The following essay is taken from the National Archives and Records Administration's web pages on "The Founding Fathers:  Delegates to the Constitutional Convention."  See links:

"John Francis Mercer, born on May 17, 1759, was the fifth of nine children born to John and Ann Mercer of Stafford County, VA. He attended the College of William and Mary, and in early 1776 he joined the 3d Virginia Regiment. Mercer became Gen. Charles Lee's aide-decamp in 1778, but after General Lee's court-martial in October 1779, Mercer resigned his commission. He spent the next year studying law at the College of William and Mary and then rejoined the army, where he served briefly under Lafayette.

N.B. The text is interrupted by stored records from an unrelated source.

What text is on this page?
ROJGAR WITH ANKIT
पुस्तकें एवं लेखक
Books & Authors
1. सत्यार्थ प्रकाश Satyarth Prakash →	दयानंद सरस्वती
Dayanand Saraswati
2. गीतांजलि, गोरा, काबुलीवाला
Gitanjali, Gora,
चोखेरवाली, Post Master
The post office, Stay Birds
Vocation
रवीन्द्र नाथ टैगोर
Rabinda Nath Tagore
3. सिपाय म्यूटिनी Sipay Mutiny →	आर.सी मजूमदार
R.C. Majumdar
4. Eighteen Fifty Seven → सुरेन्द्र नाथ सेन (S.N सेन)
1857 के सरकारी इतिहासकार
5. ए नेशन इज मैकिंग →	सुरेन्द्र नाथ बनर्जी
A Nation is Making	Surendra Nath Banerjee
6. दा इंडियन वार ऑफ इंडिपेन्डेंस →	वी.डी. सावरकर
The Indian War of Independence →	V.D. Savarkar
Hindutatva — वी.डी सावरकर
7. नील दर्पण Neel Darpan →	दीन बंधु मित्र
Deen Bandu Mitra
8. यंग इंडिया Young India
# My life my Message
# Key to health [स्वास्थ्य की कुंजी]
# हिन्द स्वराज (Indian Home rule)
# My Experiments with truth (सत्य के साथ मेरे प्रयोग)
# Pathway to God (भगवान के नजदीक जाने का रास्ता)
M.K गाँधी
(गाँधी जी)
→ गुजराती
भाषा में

"In 1782 Mercer was elected to the Virginia House of Delegates. That December he became one of Virginia's representatives to the Continental Congress. He later returned to the House of Delegates in 1785 and 1786.

"Mercer married Sophia Sprigg in 1785 and soon after moved to Anne Arundel County, MD. He attended the Constitutional Convention as part of Maryland's
delegation when he was only 28 years old, the second youngest delegate in Philadelphia. Mercer was strongly opposed to centralization, and both spoke and voted
against the Constitution. He and fellow Marylander Luther Martin left the proceedings before they ended.

"After the convention, Mercer continued in public service. He allied himself with the Republicans and served in the Maryland House of Delegates in 1778-89,
1791-92, 1800-1801, and 1803-6. Between 1791 and 1794 he also sat in the U.S. House of Representatives for Maryland and was chosen governor of the state
for two terms, 1801-3. During Thomas Jefferson's term as President, Mercer broke with the Republicans and joined the Federalist camp.

"Illness plagued him during his last years. In 1821 Mercer traveled to Philadelphia to seek medical attention, and he died there on August 30. His remains lay
temporarily in a vault in St. Peter's Church in Philadelphia and were reinterred on his estate, 'Cedar Park' in Maryland."